Wednesday, July 09, 2025

Dessins LLC v. City of Sacramento (Cal. Ct. App. - July 9, 2025)

This seems like a pretty sweet way to circumvent Proposition 218.

Proposition 218 was adopted in 1996 and makes sure that cities can't raise property taxes by calling them "fees" without a majority vote of property owners. So, for example, here in San Diego, for the past 100 years, the City has paid for trash pickup from residential addresses. The City didn't feel like paying for that any more, and wanted to start charging fees to property owners for trash pickup. Under Proposition 218, they needed to get the affirmative vote of property owners, which they (barely) did in 2022.

So let's say, for example, that a city currently spends $200 million or so on police services, fire services, road repairs, or whatever -- anything somehow related to protecting or improving access to property in the City. The City feels like raising property taxes to cover the expense, but can't do that under Proposition 218 without a vote. So it lets every property owner vote; say, one vote for every parcel owned, or one vote for every 1000 square feet of space. Whatever.

Here's the rub, though. The City itself owns some property. Lots of it. The City wants the tax to pass, so it votes all its votes in favor of the tax -- a tax that would basically pay itself. (And unlike regular property owners, the City makes sure that it votes 100% of its votes; no forgetting to vote or anything like that.) When the City's votes are included in the total, the measure passes, even though the non-City voters didn't approve the tax.

Is that legitimate?

The Court of Appeal says it is. And that's pretty much exactly what transpired here.

Sacramento wanted to impose a sewer tax to raise $20 million, so it put it to a vote. Everyone with a piece of property got one vote, so the City sent out around 130,000 ballots. Only a fraction of those ballot were actually returned; only around 40,000 of them.

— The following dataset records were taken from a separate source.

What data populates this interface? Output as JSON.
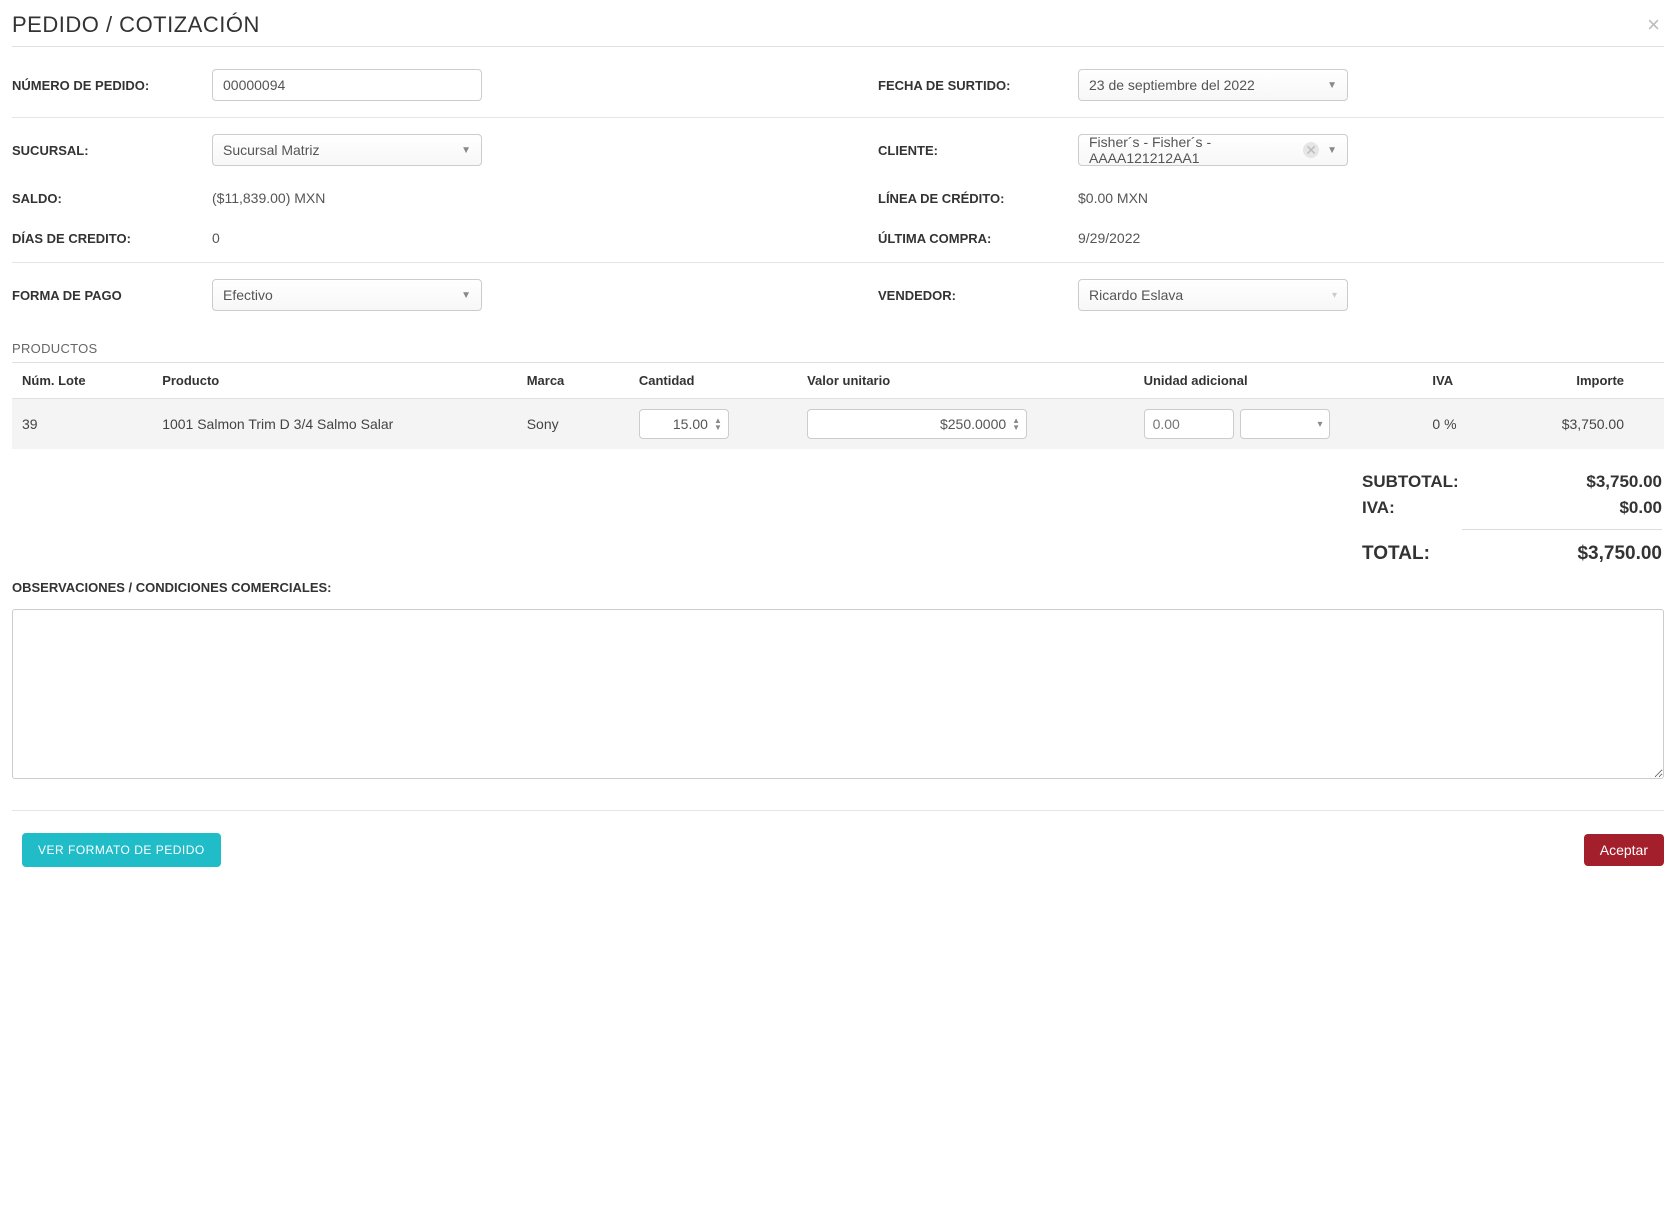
{
  "title": "PEDIDO / COTIZACIÓN",
  "labels": {
    "numero_pedido": "NÚMERO DE PEDIDO:",
    "fecha_surtido": "FECHA DE SURTIDO:",
    "sucursal": "SUCURSAL:",
    "cliente": "CLIENTE:",
    "saldo": "SALDO:",
    "linea_credito": "LÍNEA DE CRÉDITO:",
    "dias_credito": "DÍAS DE CREDITO:",
    "ultima_compra": "ÚLTIMA COMPRA:",
    "forma_pago": "FORMA DE PAGO",
    "vendedor": "VENDEDOR:",
    "productos": "PRODUCTOS",
    "observaciones": "OBSERVACIONES / CONDICIONES COMERCIALES:",
    "subtotal": "SUBTOTAL:",
    "iva": "IVA:",
    "total": "TOTAL:"
  },
  "values": {
    "numero_pedido": "00000094",
    "fecha_surtido": "23 de septiembre del 2022",
    "sucursal": "Sucursal Matriz",
    "cliente": "Fisher´s - Fisher´s - AAAA121212AA1",
    "saldo": "($11,839.00) MXN",
    "linea_credito": "$0.00 MXN",
    "dias_credito": "0",
    "ultima_compra": "9/29/2022",
    "forma_pago": "Efectivo",
    "vendedor": "Ricardo Eslava"
  },
  "table": {
    "headers": {
      "num_lote": "Núm. Lote",
      "producto": "Producto",
      "marca": "Marca",
      "cantidad": "Cantidad",
      "valor_unitario": "Valor unitario",
      "unidad_adicional": "Unidad adicional",
      "iva": "IVA",
      "importe": "Importe"
    },
    "rows": [
      {
        "num_lote": "39",
        "producto": "1001 Salmon Trim D 3/4 Salmo Salar",
        "marca": "Sony",
        "cantidad": "15.00",
        "valor_unitario": "$250.0000",
        "unidad_adicional": "0.00",
        "unidad_select": "",
        "iva": "0 %",
        "importe": "$3,750.00"
      }
    ]
  },
  "totals": {
    "subtotal": "$3,750.00",
    "iva": "$0.00",
    "total": "$3,750.00"
  },
  "buttons": {
    "ver_formato": "VER FORMATO DE PEDIDO",
    "aceptar": "Aceptar"
  }
}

When the final results were tallied, the measure passed: 22,178 ballots were voted in favor of the tax, and 20,229 were voted against.

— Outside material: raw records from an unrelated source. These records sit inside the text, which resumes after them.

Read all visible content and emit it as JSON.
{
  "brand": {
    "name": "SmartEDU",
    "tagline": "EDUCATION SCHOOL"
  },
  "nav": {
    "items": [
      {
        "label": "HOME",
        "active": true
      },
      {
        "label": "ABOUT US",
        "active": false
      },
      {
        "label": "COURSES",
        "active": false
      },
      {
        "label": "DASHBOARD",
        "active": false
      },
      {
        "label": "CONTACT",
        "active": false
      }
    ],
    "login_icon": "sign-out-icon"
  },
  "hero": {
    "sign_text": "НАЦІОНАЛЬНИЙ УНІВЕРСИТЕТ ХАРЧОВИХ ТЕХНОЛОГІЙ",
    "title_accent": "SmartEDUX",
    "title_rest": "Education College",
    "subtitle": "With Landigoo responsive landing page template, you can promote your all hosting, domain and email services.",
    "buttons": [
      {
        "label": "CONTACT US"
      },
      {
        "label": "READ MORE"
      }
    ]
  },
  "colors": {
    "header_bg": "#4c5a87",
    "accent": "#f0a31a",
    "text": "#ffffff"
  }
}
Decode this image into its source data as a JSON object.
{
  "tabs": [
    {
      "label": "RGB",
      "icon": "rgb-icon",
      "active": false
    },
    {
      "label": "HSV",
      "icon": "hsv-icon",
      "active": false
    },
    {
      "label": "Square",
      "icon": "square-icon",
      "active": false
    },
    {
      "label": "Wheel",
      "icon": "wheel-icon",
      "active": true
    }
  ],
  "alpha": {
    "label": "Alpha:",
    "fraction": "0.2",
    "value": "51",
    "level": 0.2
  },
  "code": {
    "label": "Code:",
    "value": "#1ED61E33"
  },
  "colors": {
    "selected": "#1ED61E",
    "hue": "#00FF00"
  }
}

But that's because the City itself had over 2,000 City-owned properties. And it voted every single one of its ballots in favor of the tax. Without those votes, the tax would have been defeated.

Oh well, says the Court of Appeal. Election is valid. The City will pay the taxes (albeit to itself), so it gets to vote.

That may well be what the text of Proposition 218 permits. But I doubt that anyone actually thought about this issue at the time -- or that, if they did, they'd have allowed the taxing authority to itself vote in the election.

As it stands, it's a pretty effective way for municipalities to tilt the vote in their favor. So I'd very much expect it to be used in the future.